|Managing Pivotal GemFire / Network Partitioning|
This topic describes network partitioning scenarios and what happens to the partitioned sides of the distributed system.
In a network partitioning scenario, the "losing side" constitutes the cluster partition where the membership coordinator has detected that there is an insufficient quorum of members to continue.
The membership coordinator calculates membership weight change after sending out its view preparation message. If a quorum of members does not remain after the view preparation phase, the coordinator on the "losing side" declares a network partition event and sends a network-partition-detected UDP message to the members. The coordinator then closes its distributed system with a ForcedDisconnectException. If a member fails to receive the message before the coordinator closes the connection, it is responsible for detecting the event on its own.
When the losing side discovers that a network partition event has occurred, all peer members receive a RegionDestroyedException with Operation: FORCED_DISCONNECT.

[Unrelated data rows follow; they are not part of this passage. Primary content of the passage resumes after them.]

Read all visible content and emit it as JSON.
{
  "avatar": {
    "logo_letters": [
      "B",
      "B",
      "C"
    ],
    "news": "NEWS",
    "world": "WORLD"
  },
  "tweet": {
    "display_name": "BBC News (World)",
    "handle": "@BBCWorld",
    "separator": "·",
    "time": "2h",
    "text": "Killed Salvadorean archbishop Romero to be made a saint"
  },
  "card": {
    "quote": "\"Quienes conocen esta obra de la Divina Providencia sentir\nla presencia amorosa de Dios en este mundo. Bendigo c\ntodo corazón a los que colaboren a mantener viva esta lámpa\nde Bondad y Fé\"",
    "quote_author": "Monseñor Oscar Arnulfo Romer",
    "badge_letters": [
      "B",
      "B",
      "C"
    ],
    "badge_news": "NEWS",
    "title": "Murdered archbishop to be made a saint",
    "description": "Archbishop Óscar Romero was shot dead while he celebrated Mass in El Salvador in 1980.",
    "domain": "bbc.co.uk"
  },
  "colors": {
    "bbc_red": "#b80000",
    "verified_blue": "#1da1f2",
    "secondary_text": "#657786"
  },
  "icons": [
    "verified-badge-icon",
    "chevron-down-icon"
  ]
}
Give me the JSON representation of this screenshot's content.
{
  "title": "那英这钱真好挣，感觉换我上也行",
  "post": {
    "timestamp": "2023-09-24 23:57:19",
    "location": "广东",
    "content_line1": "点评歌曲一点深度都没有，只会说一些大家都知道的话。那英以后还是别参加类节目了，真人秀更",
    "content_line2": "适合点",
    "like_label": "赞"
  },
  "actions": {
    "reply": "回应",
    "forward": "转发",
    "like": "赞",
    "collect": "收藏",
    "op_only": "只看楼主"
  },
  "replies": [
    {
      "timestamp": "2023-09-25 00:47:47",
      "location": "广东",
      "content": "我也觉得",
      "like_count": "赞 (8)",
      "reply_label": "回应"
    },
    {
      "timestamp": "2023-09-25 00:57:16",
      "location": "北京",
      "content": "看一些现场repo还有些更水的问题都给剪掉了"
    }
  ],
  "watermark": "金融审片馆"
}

[info 2008/05/01 11:14:51.853 PDT <CloserThread> tid=0x4a] Invoked splitBrain.SBListener: afterRegionDestroy in client1 whereIWasRegistered: 14291 event.isReinitializing(): false event.getDistributedMember(): thor(14291):40440/34132 event.getCallbackArgument(): null event.getRegion(): /TestRegion event.isDistributed(): false event.isExpiration(): false event.isOriginRemote(): false Operation: FORCED_DISCONNECT Operation.isDistributed(): false Operation.isExpiration(): false
Peers still actively performing operations on the cache may see ShutdownExceptions or CacheClosedExceptions with Caused by: ForcedDisconnectException.
When a member is isolated from all locators, it is unable to receive membership view changes. It can't know if the current coordinator is present or, if it has left, whether there are other members available to take over that role. In this condition, a member will eventually detect the loss of all other members and will use the loss threshold to determine whether it should shut itself down. In the case of a distributed system with 2 locators and 2 cache servers, the loss of communication with the non-lead cache server plus both locators would result in this situation and the remaining cache server would eventually shut itself down.